Tout d’abord, il fallait trouver un thème plutôt adulte sans pour autant être complètement étranger aux enfants. J’ai choisi, la manipulation et le mensonge. Je ne sais pas si cela fait partie de votre expérience, mais très jeune, on a des scènes du genre ; « gnagna tu sais pas, c’est machin qui m’a dit que machine puait des pieds, je te le dis, mais surtout tu ne le répètes pas » et bien sûr ce genre de paroles, même à la maternelle, sont parfaitement maîtrisées pour semer la discorde. Si si, je vous assure. Nul besoin de fréquenter des démons pour cela.
Ensuite, j’ai écarté la scène de la cour de récrée pour lui trouver un cadre plus libre et moins sous contrainte : le jardin d’enfants.
Pour finir, il me fallait des personnages. L’un possède quelque chose que le deuxième convoite. Pour l’obtenir, il utilise un tiers en le manipulant. Bon dans ce genre de cas, le manipulateur sera une manipulatrice. Ça colle mieux avec l’habitude des filles de tout aborder de travers, a contrario des approches frontales plus masculines.
Rho hé ho, ça va, hein. Offusquez-vous tant que vous voulez, mais tout le monde sait, par exemple, qu’un homme tue avec une arme, alors que la femme va choisir le poison, en douce. C’est une illustration de mon propos, et c’est un fait qui n’est plus à démontrer.

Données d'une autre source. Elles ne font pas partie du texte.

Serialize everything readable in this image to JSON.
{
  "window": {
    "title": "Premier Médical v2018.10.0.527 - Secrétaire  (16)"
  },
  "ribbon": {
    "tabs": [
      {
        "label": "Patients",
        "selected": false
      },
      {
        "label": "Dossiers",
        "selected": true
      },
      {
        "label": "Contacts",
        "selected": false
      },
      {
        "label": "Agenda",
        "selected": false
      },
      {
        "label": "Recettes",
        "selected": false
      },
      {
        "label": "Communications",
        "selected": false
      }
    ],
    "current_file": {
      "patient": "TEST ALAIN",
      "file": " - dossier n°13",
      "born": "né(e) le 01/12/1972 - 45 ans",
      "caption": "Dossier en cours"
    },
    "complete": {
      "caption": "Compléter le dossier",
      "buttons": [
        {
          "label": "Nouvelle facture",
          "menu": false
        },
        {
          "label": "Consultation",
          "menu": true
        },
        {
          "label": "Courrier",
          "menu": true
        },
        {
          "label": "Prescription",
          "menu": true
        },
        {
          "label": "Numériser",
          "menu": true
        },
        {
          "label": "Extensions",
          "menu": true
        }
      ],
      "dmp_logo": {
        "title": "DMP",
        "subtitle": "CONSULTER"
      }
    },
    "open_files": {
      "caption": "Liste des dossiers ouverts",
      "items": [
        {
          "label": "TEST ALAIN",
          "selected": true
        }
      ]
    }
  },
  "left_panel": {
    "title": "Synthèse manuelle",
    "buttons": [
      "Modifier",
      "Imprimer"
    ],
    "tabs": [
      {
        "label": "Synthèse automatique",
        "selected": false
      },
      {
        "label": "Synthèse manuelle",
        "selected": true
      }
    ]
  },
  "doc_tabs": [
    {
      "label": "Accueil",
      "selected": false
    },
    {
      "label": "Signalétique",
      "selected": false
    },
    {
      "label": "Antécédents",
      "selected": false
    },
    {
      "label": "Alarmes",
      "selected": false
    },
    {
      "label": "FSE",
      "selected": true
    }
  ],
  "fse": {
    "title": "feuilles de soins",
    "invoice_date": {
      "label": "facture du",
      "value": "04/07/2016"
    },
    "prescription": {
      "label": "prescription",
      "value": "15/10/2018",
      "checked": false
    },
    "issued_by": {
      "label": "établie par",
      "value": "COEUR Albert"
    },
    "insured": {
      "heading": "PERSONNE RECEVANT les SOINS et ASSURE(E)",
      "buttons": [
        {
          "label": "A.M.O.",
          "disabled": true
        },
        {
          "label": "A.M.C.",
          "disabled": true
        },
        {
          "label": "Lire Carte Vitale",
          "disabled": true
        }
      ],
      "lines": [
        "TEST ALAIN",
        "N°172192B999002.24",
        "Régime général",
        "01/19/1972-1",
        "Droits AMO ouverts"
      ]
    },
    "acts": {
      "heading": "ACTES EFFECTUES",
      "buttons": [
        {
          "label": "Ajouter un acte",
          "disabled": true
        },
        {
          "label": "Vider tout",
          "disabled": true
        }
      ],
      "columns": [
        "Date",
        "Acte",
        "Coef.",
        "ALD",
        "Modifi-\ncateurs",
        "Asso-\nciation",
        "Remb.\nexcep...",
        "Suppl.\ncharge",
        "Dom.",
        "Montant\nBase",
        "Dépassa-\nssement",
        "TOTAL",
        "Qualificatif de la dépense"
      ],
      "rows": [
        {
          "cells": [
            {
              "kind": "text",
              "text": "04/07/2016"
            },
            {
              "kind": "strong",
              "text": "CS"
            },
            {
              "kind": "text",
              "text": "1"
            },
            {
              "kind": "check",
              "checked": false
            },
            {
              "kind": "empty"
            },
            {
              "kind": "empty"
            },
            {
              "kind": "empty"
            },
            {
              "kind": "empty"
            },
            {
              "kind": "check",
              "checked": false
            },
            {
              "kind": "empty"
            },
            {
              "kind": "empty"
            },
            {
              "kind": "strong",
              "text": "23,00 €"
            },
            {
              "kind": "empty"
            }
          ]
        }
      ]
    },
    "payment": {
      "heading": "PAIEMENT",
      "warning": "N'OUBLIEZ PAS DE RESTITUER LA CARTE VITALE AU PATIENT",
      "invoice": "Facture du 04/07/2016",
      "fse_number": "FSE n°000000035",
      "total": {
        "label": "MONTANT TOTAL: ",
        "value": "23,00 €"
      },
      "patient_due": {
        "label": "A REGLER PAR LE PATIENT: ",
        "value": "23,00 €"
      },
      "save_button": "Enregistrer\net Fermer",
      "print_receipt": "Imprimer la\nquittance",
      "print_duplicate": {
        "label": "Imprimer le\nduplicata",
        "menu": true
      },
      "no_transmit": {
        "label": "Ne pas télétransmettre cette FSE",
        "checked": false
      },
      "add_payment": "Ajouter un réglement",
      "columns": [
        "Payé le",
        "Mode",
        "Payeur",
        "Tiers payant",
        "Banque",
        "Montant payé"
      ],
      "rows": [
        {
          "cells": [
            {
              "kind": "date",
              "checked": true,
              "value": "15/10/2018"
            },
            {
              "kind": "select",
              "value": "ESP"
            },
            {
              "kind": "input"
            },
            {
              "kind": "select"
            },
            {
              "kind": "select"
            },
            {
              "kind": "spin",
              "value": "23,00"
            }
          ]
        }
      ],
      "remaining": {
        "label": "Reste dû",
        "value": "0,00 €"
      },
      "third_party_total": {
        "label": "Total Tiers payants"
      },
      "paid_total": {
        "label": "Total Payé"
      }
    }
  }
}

À ce stade, j’ai des enfants qui jouent au square. L’une prend à l’autre son jouet préféré (attachement particulier pour ce jouet qui a une importance et doit accentuer l’affectif). Le garçon qui joue avec la seconde, voit la scène, mais dit à la deuxième qu’elle se trompe et que le jouet ne lui appartient pas puisque son amie l’a depuis le début. Il doit être pris en otage et ne peut pas nier sans se désavouer. Il est dans une situation où aucun choix n’est bon. La voleuse peut jouer sur la corde sensible avec le garçon pour le mettre de son côté.
Voilà, le principal, il n’y a plus qu’à combler les vides.